Not necessarily, Eric.  In a former life I studied cartography.  I was in
the last generation that learned to draw maps with a pen and pot of ink from
a page full of numbers.  That craft is now completely lost.  Let's hope that
wet photography doesn't suffer a similar fate.  It is up to us to pass on
our skills and the lore of  traditional photography to our children and
anyone else we can reach.  On one thing you are entirely right; in spite of
the dire warnings from a century ago, photography did not make painting
obsolete, so perhaps there's hope.

	Buzz Hausner

> -----Original Message-----
> From:	Eric Welch [SMTP:ewelch@ponyexpress.net]
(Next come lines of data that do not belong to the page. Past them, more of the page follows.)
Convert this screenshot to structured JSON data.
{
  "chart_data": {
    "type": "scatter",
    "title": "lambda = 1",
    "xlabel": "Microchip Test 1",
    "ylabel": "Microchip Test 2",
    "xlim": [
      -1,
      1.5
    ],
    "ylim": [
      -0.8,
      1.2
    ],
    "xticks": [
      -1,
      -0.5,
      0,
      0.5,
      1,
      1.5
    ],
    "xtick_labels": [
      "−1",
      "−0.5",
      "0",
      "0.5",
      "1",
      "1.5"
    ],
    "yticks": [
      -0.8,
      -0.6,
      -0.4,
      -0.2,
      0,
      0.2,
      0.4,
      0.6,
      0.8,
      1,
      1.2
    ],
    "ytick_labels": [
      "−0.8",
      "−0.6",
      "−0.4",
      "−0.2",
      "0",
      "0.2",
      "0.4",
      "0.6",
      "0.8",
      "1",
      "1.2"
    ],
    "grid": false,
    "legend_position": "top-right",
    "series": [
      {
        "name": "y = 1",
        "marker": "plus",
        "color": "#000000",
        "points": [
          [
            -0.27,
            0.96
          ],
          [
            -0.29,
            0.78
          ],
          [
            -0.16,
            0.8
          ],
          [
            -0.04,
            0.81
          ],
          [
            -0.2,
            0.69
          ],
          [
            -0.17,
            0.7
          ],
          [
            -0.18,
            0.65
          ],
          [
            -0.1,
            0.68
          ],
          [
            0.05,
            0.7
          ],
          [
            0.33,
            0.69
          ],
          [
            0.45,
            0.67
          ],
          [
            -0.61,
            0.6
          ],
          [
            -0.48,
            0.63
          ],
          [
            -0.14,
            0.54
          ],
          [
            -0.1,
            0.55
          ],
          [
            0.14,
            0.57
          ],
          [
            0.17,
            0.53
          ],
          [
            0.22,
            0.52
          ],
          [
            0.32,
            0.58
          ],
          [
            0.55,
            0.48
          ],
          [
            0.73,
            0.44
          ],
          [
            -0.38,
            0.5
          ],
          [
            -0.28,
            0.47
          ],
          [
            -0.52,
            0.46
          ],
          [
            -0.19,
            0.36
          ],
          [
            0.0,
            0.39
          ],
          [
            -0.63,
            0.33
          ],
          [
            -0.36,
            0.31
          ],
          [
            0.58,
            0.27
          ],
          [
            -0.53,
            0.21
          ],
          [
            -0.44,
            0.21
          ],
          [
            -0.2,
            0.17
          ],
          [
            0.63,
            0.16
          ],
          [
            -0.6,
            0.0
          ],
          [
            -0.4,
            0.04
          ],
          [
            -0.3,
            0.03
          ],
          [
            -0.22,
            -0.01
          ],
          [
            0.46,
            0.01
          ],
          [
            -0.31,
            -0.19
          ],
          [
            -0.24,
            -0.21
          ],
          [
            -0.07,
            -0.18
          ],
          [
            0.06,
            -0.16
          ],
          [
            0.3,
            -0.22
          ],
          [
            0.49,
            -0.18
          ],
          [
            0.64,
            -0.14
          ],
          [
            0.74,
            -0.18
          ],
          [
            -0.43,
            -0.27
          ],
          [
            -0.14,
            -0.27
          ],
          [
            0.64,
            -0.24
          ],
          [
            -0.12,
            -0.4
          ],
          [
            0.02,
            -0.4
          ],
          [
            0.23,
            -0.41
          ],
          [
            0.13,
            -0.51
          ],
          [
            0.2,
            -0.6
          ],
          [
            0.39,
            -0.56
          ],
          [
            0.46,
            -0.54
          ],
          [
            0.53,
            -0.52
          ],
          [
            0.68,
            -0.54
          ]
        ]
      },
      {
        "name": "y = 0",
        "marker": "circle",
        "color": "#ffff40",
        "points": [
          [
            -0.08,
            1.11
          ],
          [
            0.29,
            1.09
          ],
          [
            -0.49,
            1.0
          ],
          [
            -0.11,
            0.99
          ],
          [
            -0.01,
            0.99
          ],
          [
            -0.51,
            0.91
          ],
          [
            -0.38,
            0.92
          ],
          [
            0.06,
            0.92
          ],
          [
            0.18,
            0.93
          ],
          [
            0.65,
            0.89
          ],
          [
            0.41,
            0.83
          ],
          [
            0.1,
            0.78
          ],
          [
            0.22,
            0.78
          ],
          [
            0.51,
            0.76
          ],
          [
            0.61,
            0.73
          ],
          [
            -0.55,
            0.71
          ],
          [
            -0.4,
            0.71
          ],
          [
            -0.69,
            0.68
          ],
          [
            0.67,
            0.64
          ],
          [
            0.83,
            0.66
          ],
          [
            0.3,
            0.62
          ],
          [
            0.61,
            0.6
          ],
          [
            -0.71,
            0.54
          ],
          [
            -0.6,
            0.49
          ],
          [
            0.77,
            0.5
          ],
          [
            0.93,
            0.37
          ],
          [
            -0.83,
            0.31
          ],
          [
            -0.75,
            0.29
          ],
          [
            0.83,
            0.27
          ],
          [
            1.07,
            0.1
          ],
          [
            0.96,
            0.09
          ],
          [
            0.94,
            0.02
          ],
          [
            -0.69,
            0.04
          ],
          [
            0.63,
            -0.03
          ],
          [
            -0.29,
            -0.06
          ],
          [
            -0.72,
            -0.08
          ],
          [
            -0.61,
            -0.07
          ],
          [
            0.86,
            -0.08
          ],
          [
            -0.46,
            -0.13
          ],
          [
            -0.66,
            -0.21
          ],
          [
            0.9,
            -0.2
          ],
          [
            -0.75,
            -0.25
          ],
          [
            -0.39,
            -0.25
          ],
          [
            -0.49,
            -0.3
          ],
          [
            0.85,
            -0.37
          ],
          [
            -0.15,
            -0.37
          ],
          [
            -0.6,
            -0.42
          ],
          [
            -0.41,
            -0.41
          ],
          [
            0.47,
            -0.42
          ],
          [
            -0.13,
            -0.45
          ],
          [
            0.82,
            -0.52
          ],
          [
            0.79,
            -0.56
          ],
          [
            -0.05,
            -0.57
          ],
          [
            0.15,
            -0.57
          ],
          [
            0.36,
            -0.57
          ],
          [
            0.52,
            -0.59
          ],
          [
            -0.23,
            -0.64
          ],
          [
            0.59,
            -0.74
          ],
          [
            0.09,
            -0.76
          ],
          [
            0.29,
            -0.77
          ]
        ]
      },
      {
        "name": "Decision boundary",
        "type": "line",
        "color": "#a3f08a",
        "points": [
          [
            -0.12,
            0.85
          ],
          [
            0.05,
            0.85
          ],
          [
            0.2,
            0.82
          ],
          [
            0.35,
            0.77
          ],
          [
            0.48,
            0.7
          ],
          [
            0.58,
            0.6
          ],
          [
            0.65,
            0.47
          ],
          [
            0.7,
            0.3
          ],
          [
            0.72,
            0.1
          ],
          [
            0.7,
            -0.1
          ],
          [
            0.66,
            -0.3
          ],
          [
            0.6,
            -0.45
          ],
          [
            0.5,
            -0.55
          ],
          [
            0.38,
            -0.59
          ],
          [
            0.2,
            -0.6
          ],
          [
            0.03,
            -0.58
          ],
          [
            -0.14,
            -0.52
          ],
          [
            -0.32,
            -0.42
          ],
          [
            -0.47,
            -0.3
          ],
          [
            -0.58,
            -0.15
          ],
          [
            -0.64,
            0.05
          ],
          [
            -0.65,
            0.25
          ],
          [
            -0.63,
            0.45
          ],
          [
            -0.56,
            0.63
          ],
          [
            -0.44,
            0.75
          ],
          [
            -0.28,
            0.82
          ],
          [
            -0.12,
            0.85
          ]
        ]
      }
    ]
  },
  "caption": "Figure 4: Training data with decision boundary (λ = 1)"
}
> Sent:	Tuesday, February 16, 1999 10:59 AM
> To:	leica-users@mejac.palo-alto.ca.us
> Subject:	RE: [Leica] Younger photographers and Leica rangefinders
> 
> At 10:06 AM 2/16/99 -0500, you wrote:
> >And speaking of young photographers - my daughter, a sophomore photo
> major
> >at the School of the Museum of Fine Arts here in beantown, commented
> >yesterday that her color teacher recently told the class that they
> comprise
> >what is probabaly the "last generation of students" who will be
> >learning/doing wet printing ... interesting...
> 
> Now there's an art teacher who lacks vision. They still teach painting,
> no?
> 
> Eric Welch
> St. Joseph, MO
> http://www.ponyexpress.net/~ewelch
> 
> Is reading in the bathroom considered Multi-Tasking?